|Activity||The Scottish Board of Customs and Excise was established following the Act of Union of 1707. In 1722 this was replaced by a single UK Board of Customs (Management of Customs Act 1722: Geo. I, c.21) but some commissioners continued to reside in Edinburgh for the transaction of Scottish business. In 1742 an independent Scottish Board of Customs was re-established but was again replaced in 1823 by a unified board for the United Kingdom (Customs and Excise Act 1823: 4 Geo. IV, c.23). Certain powers were delegated to a subordinate board in Scotland which was formally abolished in 1833 (Customs Act 1833: 3 & 4 Will. IV, c.51).|
The administration of excise in Scotland after 1707 was entrusted to Commissioners appointed in 1723. The administration of salt duties, however, was the responsibility of the Scottish Commissioners of Customs until 1798, when it was transferred to the Scottish Board of Excise. In 1823 the administration of the excise throughout the United Kingdom was entrusted to a single board, certain powers being delegated to a subordinate board in Scotland (Customs and Excise Act 1823: 4 Geo. IV, c.23). The constitution of this subordinate board was modified in 1829 (Excise Act 1829: 10 Geo. IV, c.32) and it ceased to function in 1830. In 1849 the Board of Excise was amalgamated with the Board of Stamps and Taxes to form the Board of Commissioners of Inland Revenue. In 1909 (Finance Act 1908: 8 Edw. VII, c.16), responsibility for excise duties was transferred from the Inland Revenue to the Board of Customs, which was renamed the Board of Customs and Excise.

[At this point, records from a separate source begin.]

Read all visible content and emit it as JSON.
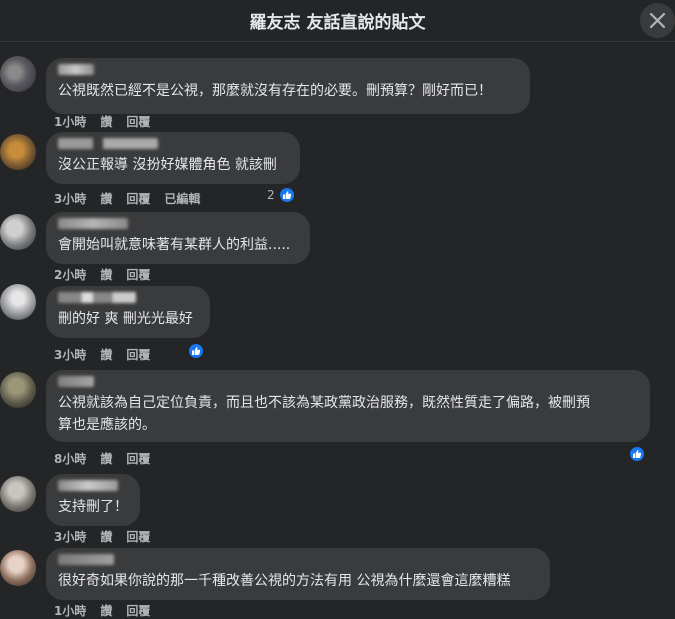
{
  "header": {
    "title": "羅友志 友話直說的貼文"
  },
  "comments": [
    {
      "text": "公視既然已經不是公視，那麼就沒有存在的必要。刪預算？剛好而已！",
      "time": "1小時",
      "like": "讚",
      "reply": "回覆",
      "edited": "",
      "reactions": ""
    },
    {
      "text": "沒公正報導 沒扮好媒體角色 就該刪",
      "time": "3小時",
      "like": "讚",
      "reply": "回覆",
      "edited": "已編輯",
      "reactions": "2"
    },
    {
      "text": "會開始叫就意味著有某群人的利益.....",
      "time": "2小時",
      "like": "讚",
      "reply": "回覆",
      "edited": "",
      "reactions": ""
    },
    {
      "text": "刪的好 爽 刪光光最好",
      "time": "3小時",
      "like": "讚",
      "reply": "回覆",
      "edited": "",
      "reactions": ""
    },
    {
      "text": "公視就該為自己定位負責，而且也不該為某政黨政治服務，既然性質走了偏路，被刪預\n算也是應該的。",
      "time": "8小時",
      "like": "讚",
      "reply": "回覆",
      "edited": "",
      "reactions": ""
    },
    {
      "text": "支持刪了！",
      "time": "3小時",
      "like": "讚",
      "reply": "回覆",
      "edited": "",
      "reactions": ""
    },
    {
      "text": "很好奇如果你說的那一千種改善公視的方法有用 公視為什麼還會這麼糟糕",
      "time": "1小時",
      "like": "讚",
      "reply": "回覆",
      "edited": "",
      "reactions": ""
    }
  ]
}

Since then the primary function of the Board has been, subject to the control of the Treasury, the management of the revenues of customs and excise (essentially duties levied on the price of goods, rather than direct taxation on income). Duties on certain commodities may be charged both as customs duties on imported goods and excise duties on home-produced goods. The Board's revenue work includes the prevention and detection of smuggling, illicit distillation and other evasions of the tax laws.
The Board collects statistics of imports, exports and shipping for the published trade and shipping returns. Under the Merchant Shipping Acts it has various functions connected with ship registry, light dues, wreck and mercantile marine work; it also collects passenger returns on behalf of the Department of Trade and Industry under the same act. It may detain vessels and cargoes by order of the Admiralty Court of other authority. It also administers import and export licensing and exchange controls. It is responsible for the enforcement of public health regulations in regard to ships and aircraft on behalf of the Department of Health and Social Security.
The local work of the Boards of Customs and Excise was carried out by staff stationed in customs outports and excise districts. Although in many instances officials from both Boards were stationed in the same locations, the administrative structures of the two Boards were not identical. The Customs Board established outports which reported directly to the Board in either Edinburgh or London, and which in some cases had supervisory responsiblity for subordinate ports or creeks. Excise was administered by local collections which were sub-divided into districts and divisions. Although the districts and divisions were subordinate to the collection, in many instances they also communicated directly with the Board in Edinburgh or London. Local officers frequently maintained shipping registers and sea fishing registers on behalf of the Registrar-General of the Seamen and Shipping. On the west coast of Scotland these registers were generally maintained by the Fishery Offices. Local officers were often appointed Receivers of Wrecks and also carried out work on behalf of the Royal Naval Reserve.